Binary classification model average loss not changing in training

MalachiMassey · September 6, 2022, 6:34am

I’m training a binary classification model that takes in a list of numerical values and then classifies them based on a binary label. It’s an unbalanced dataset, about 95% 0s and about 5% 1s. During training the average loss doesn’t change at all. I have played around with the weights and I have gotten the average loss to invert, but never actually change in the training process.

Model:

class Network(nn.Module):

    def __init__(self, inputSize):
        super(Network, self).__init__()
        self.inputSize = inputSize
        self.fc1 = nn.Linear(inputSize, 512)
        self.fc2 = nn.Linear(512, 512)
        self.fc3 = nn.Linear(512, 1)
        
    def forward(self, x):
        x = torch.relu(self.fc1(x))
        x = torch.relu(self.fc2(x))
        x = torch.sigmoid(self.fc3(x))
        return x



model = Network(48).double().to(device)
loss_fn = nn.BCELoss().to(device) 
optimizer = torch.optim.SGD(model.parameters(), lr=1e-3)

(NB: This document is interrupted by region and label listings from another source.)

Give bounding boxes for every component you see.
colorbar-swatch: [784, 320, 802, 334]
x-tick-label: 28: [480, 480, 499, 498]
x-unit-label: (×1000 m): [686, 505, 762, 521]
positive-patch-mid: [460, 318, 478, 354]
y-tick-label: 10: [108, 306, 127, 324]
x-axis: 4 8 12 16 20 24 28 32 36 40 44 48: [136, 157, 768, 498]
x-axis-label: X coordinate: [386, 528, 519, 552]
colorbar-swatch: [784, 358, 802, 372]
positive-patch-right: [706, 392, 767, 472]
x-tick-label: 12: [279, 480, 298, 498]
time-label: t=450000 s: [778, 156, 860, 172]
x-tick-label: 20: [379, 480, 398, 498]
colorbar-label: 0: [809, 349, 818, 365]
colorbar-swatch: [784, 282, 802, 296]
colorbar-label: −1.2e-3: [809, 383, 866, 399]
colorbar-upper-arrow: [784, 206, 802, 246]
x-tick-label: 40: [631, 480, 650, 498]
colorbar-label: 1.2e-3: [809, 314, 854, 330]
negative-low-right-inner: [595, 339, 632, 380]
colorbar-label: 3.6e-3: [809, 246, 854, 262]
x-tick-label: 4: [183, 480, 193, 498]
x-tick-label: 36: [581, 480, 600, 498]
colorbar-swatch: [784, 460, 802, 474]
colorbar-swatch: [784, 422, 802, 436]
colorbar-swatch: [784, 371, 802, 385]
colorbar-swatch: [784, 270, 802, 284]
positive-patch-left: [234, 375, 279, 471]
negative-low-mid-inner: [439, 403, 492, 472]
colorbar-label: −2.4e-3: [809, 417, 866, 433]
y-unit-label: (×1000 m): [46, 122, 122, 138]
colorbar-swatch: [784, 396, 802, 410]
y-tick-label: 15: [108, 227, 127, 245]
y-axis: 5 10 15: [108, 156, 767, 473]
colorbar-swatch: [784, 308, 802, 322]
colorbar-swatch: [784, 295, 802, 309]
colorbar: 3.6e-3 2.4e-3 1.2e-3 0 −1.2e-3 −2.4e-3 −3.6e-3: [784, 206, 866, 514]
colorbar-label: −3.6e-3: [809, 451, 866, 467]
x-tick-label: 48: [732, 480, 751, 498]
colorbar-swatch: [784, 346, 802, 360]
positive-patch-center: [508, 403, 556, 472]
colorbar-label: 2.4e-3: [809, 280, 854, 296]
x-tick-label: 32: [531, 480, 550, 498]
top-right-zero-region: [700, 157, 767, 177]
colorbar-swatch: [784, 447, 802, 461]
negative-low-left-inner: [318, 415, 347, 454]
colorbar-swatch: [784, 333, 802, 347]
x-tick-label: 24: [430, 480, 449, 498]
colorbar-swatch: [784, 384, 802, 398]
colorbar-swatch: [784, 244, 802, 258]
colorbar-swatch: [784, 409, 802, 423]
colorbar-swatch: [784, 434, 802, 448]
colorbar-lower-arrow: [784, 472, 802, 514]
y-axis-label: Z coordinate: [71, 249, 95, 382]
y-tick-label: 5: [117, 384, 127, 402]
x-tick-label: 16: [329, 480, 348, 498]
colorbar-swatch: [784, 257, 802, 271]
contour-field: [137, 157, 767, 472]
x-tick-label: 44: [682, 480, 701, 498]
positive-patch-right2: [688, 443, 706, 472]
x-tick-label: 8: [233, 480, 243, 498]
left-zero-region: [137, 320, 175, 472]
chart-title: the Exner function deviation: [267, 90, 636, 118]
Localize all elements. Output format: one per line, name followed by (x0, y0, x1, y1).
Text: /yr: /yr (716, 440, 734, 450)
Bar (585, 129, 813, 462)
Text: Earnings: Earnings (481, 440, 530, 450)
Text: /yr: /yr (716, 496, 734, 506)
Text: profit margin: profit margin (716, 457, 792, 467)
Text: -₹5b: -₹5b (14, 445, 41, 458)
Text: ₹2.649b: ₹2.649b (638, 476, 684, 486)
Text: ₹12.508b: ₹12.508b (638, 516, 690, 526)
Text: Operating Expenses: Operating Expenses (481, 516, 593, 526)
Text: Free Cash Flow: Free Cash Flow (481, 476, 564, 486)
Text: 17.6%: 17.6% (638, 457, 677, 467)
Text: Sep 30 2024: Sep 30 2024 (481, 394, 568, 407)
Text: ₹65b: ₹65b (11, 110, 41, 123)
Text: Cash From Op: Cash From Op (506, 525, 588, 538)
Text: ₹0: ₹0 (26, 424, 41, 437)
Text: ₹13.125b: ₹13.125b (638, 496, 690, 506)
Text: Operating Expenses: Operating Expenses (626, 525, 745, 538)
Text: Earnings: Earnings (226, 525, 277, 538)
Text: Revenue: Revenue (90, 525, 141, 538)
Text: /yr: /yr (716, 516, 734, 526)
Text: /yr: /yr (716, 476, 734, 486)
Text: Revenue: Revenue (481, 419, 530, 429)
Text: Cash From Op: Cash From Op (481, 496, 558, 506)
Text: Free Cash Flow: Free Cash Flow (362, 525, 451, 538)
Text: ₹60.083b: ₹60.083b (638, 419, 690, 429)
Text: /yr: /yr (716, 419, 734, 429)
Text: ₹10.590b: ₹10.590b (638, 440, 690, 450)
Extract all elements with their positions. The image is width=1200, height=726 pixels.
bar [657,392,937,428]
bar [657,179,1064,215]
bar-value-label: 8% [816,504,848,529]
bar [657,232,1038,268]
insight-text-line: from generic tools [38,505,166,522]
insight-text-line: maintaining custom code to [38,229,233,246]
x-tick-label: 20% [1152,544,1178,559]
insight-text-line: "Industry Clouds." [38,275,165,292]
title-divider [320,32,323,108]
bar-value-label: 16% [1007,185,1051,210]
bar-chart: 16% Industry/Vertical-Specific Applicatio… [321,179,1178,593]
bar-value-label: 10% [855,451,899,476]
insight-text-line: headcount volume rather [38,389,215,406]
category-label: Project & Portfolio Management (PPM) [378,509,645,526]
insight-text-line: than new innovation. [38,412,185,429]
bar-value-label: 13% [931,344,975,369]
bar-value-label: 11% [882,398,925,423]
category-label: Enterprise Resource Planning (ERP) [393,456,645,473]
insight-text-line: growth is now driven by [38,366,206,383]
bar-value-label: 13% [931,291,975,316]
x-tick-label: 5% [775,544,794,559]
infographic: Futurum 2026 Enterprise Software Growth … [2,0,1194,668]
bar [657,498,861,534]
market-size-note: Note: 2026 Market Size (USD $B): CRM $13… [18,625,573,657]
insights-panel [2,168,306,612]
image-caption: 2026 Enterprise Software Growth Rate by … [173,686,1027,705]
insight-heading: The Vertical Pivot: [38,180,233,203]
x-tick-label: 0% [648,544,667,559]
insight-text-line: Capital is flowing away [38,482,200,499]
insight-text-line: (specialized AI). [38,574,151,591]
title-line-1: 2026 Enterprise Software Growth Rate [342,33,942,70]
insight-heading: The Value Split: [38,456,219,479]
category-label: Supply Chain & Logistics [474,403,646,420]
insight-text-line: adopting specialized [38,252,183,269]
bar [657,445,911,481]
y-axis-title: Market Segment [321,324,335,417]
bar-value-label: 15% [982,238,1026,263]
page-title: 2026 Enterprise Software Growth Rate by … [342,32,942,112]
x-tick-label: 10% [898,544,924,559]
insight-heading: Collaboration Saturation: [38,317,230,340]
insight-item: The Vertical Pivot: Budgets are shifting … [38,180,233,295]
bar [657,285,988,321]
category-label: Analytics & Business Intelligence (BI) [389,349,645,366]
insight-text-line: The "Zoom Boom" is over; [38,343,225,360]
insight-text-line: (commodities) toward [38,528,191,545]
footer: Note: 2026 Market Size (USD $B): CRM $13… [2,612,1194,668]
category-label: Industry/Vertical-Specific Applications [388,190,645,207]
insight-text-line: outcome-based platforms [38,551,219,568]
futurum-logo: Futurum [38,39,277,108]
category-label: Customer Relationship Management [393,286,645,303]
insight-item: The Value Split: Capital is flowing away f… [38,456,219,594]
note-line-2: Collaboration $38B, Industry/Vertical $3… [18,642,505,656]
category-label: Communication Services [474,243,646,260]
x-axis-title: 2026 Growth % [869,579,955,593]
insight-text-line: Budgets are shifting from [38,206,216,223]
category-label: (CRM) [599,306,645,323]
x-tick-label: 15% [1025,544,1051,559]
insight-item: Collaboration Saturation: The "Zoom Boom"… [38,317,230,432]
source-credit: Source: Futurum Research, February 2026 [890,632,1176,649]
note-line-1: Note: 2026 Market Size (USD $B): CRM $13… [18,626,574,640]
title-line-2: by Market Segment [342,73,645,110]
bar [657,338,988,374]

def train(dataloader, model, loss_fn, optimizer):
    size = len(dataloader.dataset)
    model.train()
    for batch, X in enumerate(dataloader):
        X, y = torch.tensor(X['Text']).to(device), X['Class'].double().to(device)

        # Compute prediction error
        pred = model(X)
        loss = loss_fn(pred, y)
        # Backpropagation
        optimizer.zero_grad()
        loss.backward()
        optimizer.step()

        if batch % 500 == 0:
            loss, current = loss.item(), batch * len(X)
            print(f"loss: {loss:>7f}  [{current:>5d}/{size:>5d}]")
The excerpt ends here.